Nawazuddin Siddiqui and Sudhir Mishra worked for the first time together on this film, and while Siddiqui says it was a longtime desire, Mishra says the screenplay inherently called out for Siddiqui to be cast as Mani.
Both director Sudhir Mishra and actor Nawazuddin Siddiqui come with a long list of achievements and bringing them together for a film was a formidable treat indeed for the audience. Netflix’s ‘Serious Men’, adapted from author Manu Joseph’s novel of the same name, saw Siddiqui play the role of Ayyan Mani, a Dalit immigrant who is the PA to a scientist. Directed by Mishra, the film is a socio-cultural commentary on India today and shows us how Ayyan Mani works to break away from his world and give his son a better future.

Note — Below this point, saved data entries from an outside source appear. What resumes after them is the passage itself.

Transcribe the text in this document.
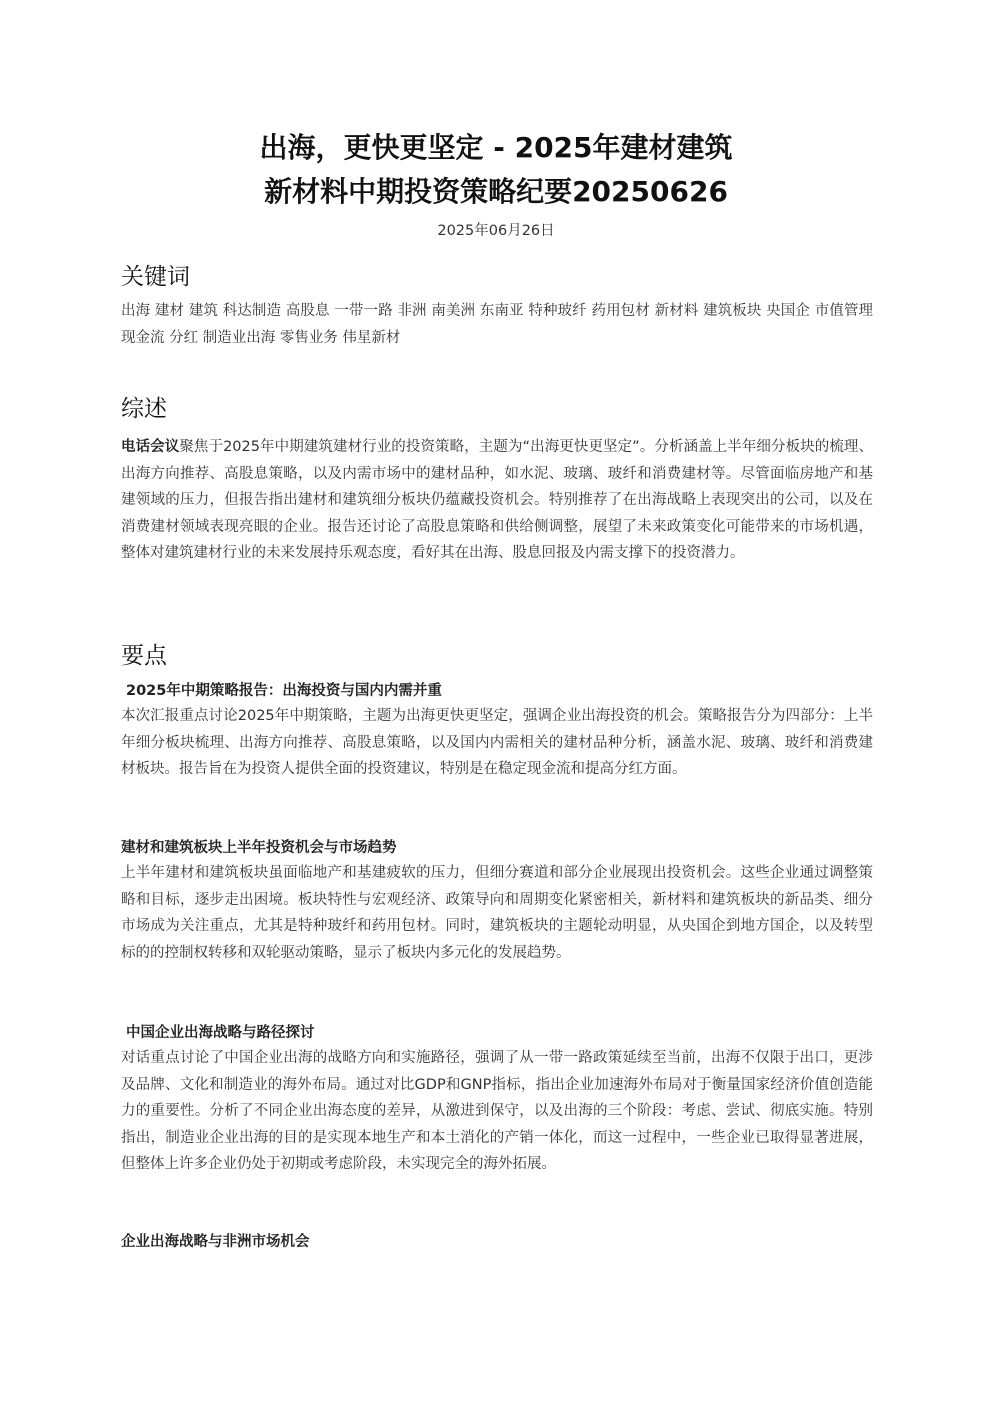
出海，更快更坚定 - 2025年建材建筑
新材料中期投资策略纪要20250626
2025年06月26日
关键词

出海 建材 建筑 科达制造 高股息 一带一路 非洲 南美洲 东南亚 特种玻纤 药用包材 新材料 建筑板块 央国企 市值管理 现金流 分红 制造业出海 零售业务 伟星新材

综述

电话会议聚焦于2025年中期建筑建材行业的投资策略，主题为“出海更快更坚定”。分析涵盖上半年细分板块的梳理、出海方向推荐、高股息策略，以及内需市场中的建材品种，如水泥、玻璃、玻纤和消费建材等。尽管面临房地产和基建领域的压力，但报告指出建材和建筑细分板块仍蕴藏投资机会。特别推荐了在出海战略上表现突出的公司，以及在消费建材领域表现亮眼的企业。报告还讨论了高股息策略和供给侧调整，展望了未来政策变化可能带来的市场机遇，整体对建筑建材行业的未来发展持乐观态度，看好其在出海、股息回报及内需支撑下的投资潜力。

要点
2025年中期策略报告：出海投资与国内内需并重

本次汇报重点讨论2025年中期策略，主题为出海更快更坚定，强调企业出海投资的机会。策略报告分为四部分：上半年细分板块梳理、出海方向推荐、高股息策略，以及国内内需相关的建材品种分析，涵盖水泥、玻璃、玻纤和消费建材板块。报告旨在为投资人提供全面的投资建议，特别是在稳定现金流和提高分红方面。

建材和建筑板块上半年投资机会与市场趋势

上半年建材和建筑板块虽面临地产和基建疲软的压力，但细分赛道和部分企业展现出投资机会。这些企业通过调整策略和目标，逐步走出困境。板块特性与宏观经济、政策导向和周期变化紧密相关，新材料和建筑板块的新品类、细分市场成为关注重点，尤其是特种玻纤和药用包材。同时，建筑板块的主题轮动明显，从央国企到地方国企，以及转型标的的控制权转移和双轮驱动策略，显示了板块内多元化的发展趋势。

中国企业出海战略与路径探讨

对话重点讨论了中国企业出海的战略方向和实施路径，强调了从一带一路政策延续至当前，出海不仅限于出口，更涉及品牌、文化和制造业的海外布局。通过对比GDP和GNP指标，指出企业加速海外布局对于衡量国家经济价值创造能力的重要性。分析了不同企业出海态度的差异，从激进到保守，以及出海的三个阶段：考虑、尝试、彻底实施。特别指出，制造业企业出海的目的是实现本地生产和本土消化的产销一体化，而这一过程中，一些企业已取得显著进展，但整体上许多企业仍处于初期或考虑阶段，未实现完全的海外拓展。

企业出海战略与非洲市场机会
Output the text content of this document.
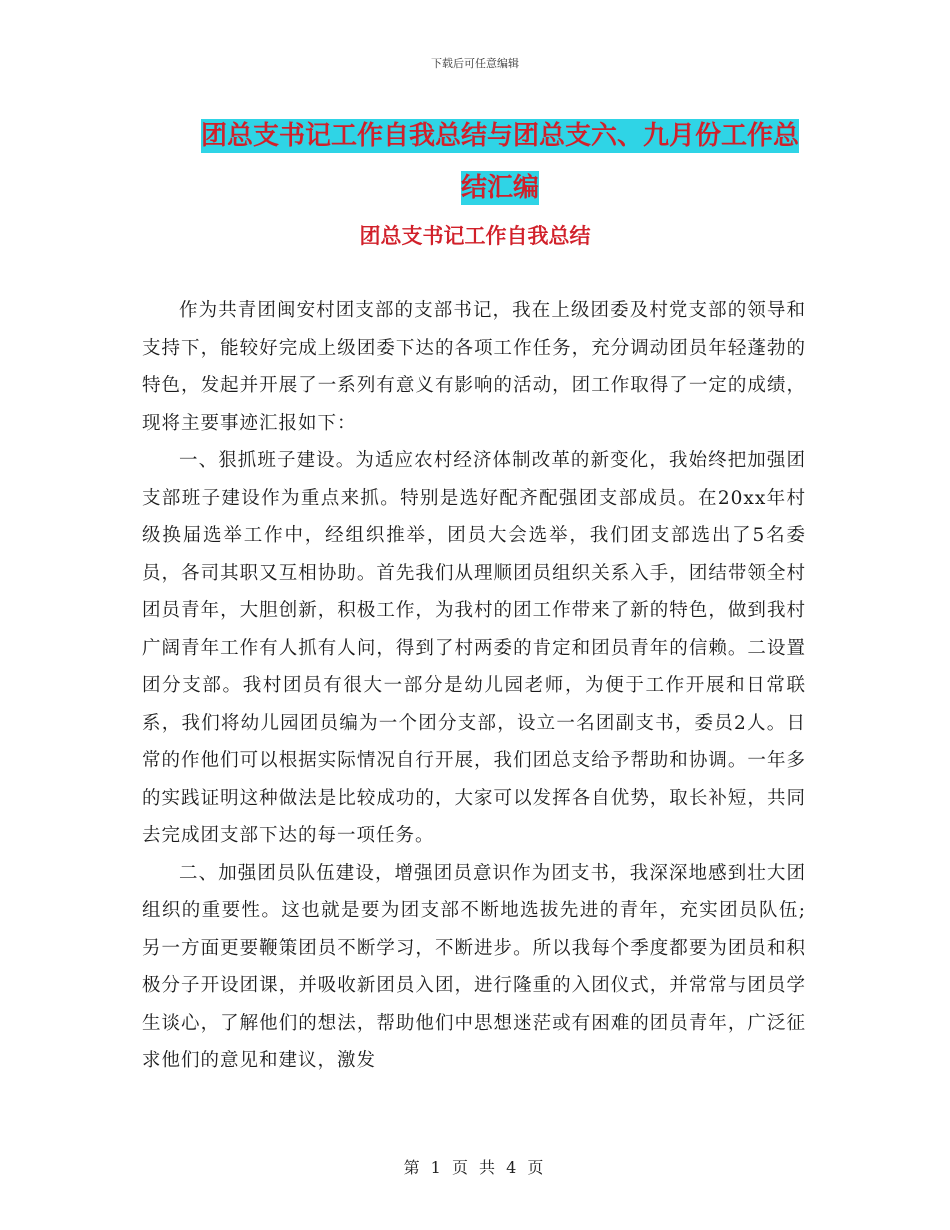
下载后可任意编辑
团总支书记工作自我总结与团总支六、九月份工作总结汇编
团总支书记工作自我总结

作为共青团闽安村团支部的支部书记，我在上级团委及村党支部的领导和支持下，能较好完成上级团委下达的各项工作任务，充分调动团员年轻蓬勃的特色，发起并开展了一系列有意义有影响的活动，团工作取得了一定的成绩，现将主要事迹汇报如下：

一、狠抓班子建设。为适应农村经济体制改革的新变化，我始终把加强团支部班子建设作为重点来抓。特别是选好配齐配强团支部成员。在20xx年村级换届选举工作中，经组织推举，团员大会选举，我们团支部选出了5名委员，各司其职又互相协助。首先我们从理顺团员组织关系入手，团结带领全村团员青年，大胆创新，积极工作，为我村的团工作带来了新的特色，做到我村广阔青年工作有人抓有人问，得到了村两委的肯定和团员青年的信赖。二设置团分支部。我村团员有很大一部分是幼儿园老师，为便于工作开展和日常联系，我们将幼儿园团员编为一个团分支部，设立一名团副支书，委员2人。日常的作他们可以根据实际情况自行开展，我们团总支给予帮助和协调。一年多的实践证明这种做法是比较成功的，大家可以发挥各自优势，取长补短，共同去完成团支部下达的每一项任务。

二、加强团员队伍建设，增强团员意识作为团支书，我深深地感到壮大团组织的重要性。这也就是要为团支部不断地选拔先进的青年，充实团员队伍;另一方面更要鞭策团员不断学习，不断进步。所以我每个季度都要为团员和积极分子开设团课，并吸收新团员入团，进行隆重的入团仪式，并常常与团员学生谈心，了解他们的想法，帮助他们中思想迷茫或有困难的团员青年，广泛征求他们的意见和建议，激发

第 1 页 共 4 页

‘Serious Men’ released on October 2. Director Sudhir Mishra says that it is quite difficult to narrate a novel on screen. “You have to make scenes which are not in the book in order to reflect things that are essential to the book also. You can’t do everything in a film so you’ve to take the idea you’re interested in or works for you. So we took the Ayyan Mani story and in as much as it affects Ayyan and his son, the rest of the things around that. It took about eight to 10 months rewriting and thinking about it – it has to become another work of its own; it doesn’t work like the novel does, it has to work on its own. That was the whole dream. Ultimately, I think it works in no small measure to the writer Bhavesh (Mandalia) and his team. Once the screenplay and the blueprint gets ready and put it on screen with images and to keep the spirit of the book – that was also tough. I quite enjoyed it actually – the interaction with the mind of Manu Joseph,” he explains about adapting the novel on screen.

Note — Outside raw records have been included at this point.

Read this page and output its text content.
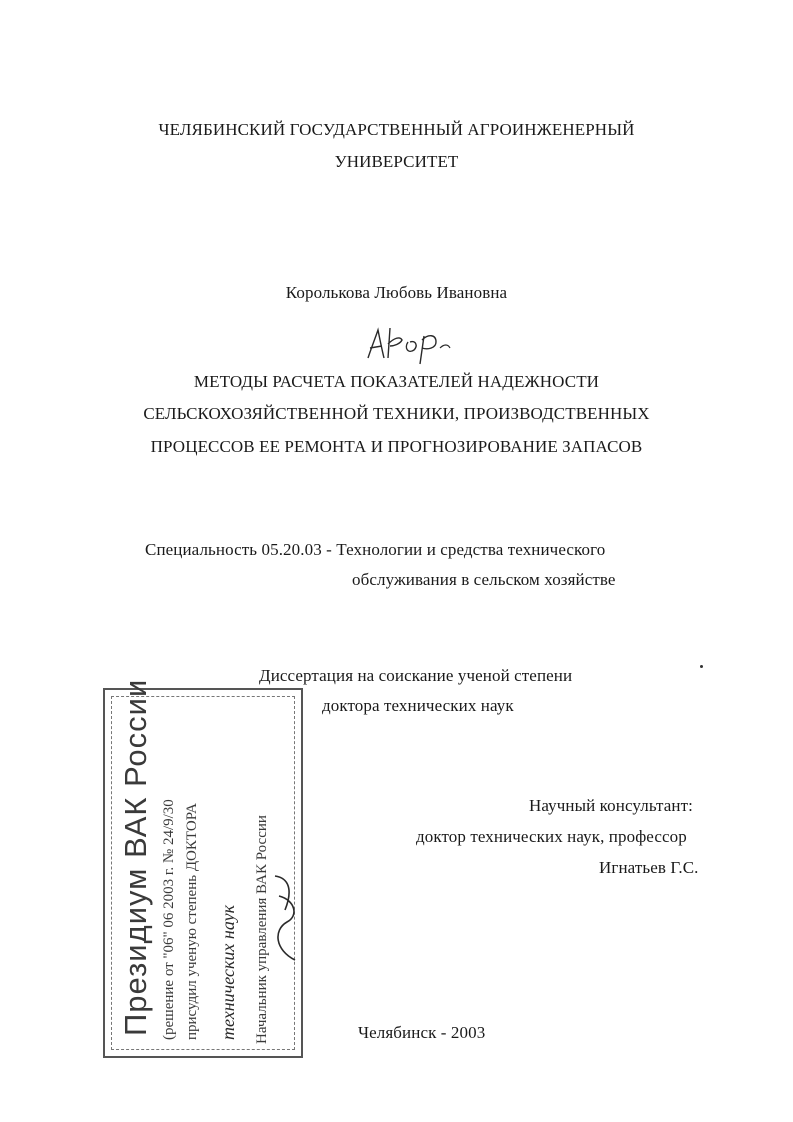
ЧЕЛЯБИНСКИЙ ГОСУДАРСТВЕННЫЙ АГРОИНЖЕНЕРНЫЙ
УНИВЕРСИТЕТ
Королькова Любовь Ивановна
МЕТОДЫ РАСЧЕТА ПОКАЗАТЕЛЕЙ НАДЕЖНОСТИ
СЕЛЬСКОХОЗЯЙСТВЕННОЙ ТЕХНИКИ, ПРОИЗВОДСТВЕННЫХ
ПРОЦЕССОВ ЕЕ РЕМОНТА И ПРОГНОЗИРОВАНИЕ ЗАПАСОВ
Специальность 05.20.03 - Технологии и средства технического
обслуживания в сельском хозяйстве
Диссертация на соискание ученой степени
доктора технических наук
Научный консультант:
доктор технических наук, профессор
Игнатьев Г.С.
Челябинск - 2003
Президиум ВАК России (решение от "06" 06 2003 г. № 24/9/30 присудил ученую степень ДОКТОРА технических наук Начальник управления ВАК России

For someone who understands the underbelly of Mumbai and showcased various aspects of it in his films like ‘Dharavi’, ‘Iss Raat Ki Subah Nahi’ and ‘Chameli’, what attracted Mishra to ‘Serious Men’ was the character of Ayyan Mani. “It was angst-ridden but a beautifully emotional character who cares so much for his son. But he’s also reflective with his self-deprecatory sense of humour and his sense of improvisation in the way of dealing with the world which can be a lesson. It is by far that reason that hooked me to the book and then the desire came to make it into a film,” he adds.
The struggle of Dalits is well-documented in everyday life and ‘Serious Men’ also highlights how Ayyan Mani, a Dalit, tries to break the shackles of his world. “Like Manu (Joseph) says, the book came out in 2009 and it’s now 2020, the idea of the BDD chawl (slum) has changed and the idea of the Dalit has changed. BDD chawl itself is a lower middle class-middle middle class colony, the caste issue exists. But it is a new self-aware and empowered – to some extent – situation now with the Dalit and I think it’s very interesting metaphor for our times. It is something very necessary to look at. Without it, you cannot understand and India will not transform,” opines Mishra.

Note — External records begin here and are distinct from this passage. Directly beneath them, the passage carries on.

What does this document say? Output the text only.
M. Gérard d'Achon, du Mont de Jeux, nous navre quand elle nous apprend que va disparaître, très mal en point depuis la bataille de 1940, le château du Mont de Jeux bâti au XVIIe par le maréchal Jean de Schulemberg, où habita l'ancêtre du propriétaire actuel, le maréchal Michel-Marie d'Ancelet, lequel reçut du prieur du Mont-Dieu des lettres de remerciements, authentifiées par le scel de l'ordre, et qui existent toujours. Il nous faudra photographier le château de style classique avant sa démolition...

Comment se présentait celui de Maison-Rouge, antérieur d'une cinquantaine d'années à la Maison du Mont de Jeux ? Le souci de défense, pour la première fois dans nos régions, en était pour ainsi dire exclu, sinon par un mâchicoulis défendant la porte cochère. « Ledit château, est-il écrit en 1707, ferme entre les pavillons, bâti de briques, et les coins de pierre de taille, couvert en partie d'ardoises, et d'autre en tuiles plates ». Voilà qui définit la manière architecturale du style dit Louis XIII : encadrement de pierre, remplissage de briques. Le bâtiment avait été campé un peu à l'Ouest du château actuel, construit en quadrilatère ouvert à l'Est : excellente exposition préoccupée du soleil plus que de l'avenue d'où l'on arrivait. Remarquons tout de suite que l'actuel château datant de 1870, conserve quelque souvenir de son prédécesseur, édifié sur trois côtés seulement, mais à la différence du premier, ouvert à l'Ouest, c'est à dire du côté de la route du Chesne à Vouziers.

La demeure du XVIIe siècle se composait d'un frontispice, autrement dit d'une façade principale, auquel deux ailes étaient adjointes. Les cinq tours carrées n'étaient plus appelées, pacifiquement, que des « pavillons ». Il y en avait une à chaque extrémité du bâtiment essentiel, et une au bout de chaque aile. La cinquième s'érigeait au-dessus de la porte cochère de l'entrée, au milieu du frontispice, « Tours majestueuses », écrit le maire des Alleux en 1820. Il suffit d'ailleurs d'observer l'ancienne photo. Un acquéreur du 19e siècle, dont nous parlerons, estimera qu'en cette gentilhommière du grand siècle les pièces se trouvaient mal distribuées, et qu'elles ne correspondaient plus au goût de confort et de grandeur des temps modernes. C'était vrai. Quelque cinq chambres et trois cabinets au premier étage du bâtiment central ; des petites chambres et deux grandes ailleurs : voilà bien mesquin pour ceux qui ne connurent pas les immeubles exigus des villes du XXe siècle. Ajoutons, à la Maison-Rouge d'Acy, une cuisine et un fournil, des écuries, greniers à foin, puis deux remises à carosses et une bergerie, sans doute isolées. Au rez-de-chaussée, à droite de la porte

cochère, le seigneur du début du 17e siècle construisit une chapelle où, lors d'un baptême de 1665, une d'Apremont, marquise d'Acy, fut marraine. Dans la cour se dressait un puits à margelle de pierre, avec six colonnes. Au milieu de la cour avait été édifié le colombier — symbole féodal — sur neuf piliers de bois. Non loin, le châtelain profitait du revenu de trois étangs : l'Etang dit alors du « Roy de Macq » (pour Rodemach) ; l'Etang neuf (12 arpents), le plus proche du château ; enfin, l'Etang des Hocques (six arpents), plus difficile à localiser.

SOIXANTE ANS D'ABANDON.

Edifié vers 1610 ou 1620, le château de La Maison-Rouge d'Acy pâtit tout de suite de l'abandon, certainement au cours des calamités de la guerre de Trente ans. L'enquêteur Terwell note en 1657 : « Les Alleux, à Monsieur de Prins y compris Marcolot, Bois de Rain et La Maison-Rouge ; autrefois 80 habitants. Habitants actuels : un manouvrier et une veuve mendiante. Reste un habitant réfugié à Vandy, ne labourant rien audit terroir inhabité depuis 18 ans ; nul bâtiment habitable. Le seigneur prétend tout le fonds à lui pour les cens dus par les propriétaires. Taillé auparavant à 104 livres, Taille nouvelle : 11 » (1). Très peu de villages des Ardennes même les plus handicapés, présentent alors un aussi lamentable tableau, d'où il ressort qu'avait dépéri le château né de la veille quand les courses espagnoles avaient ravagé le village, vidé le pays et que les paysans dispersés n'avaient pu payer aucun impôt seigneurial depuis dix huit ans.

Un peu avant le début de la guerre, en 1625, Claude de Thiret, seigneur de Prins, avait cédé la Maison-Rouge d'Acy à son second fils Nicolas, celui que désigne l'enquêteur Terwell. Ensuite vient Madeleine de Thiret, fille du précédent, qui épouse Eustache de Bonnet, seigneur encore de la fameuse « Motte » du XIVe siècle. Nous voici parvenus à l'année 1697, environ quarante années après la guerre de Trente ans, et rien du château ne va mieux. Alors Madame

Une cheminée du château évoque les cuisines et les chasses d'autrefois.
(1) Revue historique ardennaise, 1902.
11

Nawazuddin Siddiqui and Sudhir Mishra worked for the first time together on this film and while Siddiqui says it was a longtime desire, Mishra says the screenplay inherently called out for Siddiqui to be cast as Mani. “The best way to cast is to keep working on a script and slowly a face will emerge. And if you keep working and that actor stays with you, then it’s ideal to go to that actor because the writing will suggest and you have to listen. If Nawaz says yes then you’re lucky but if he says no, then the search becomes more difficult. Luckily, in this case it just worked,” says Mishra.
Siddiqui on his part says working with Mishra was a wonderful experience. “It was a long-standing desire that I should work with him come what may. As an actor, you have certain sensibilities and you keep looking for a director who shares that as well. When I passed out from NSD, there were many actors like me who wanted to work with Sudhir Mishra because he belonged to our world. I had complete trust and faith that working on this film will take my acting to the next level. Working with a director of his calibre, I knew that by playing Ayyan Mani, my craft would be well showcased and my acting skills will be challenged.”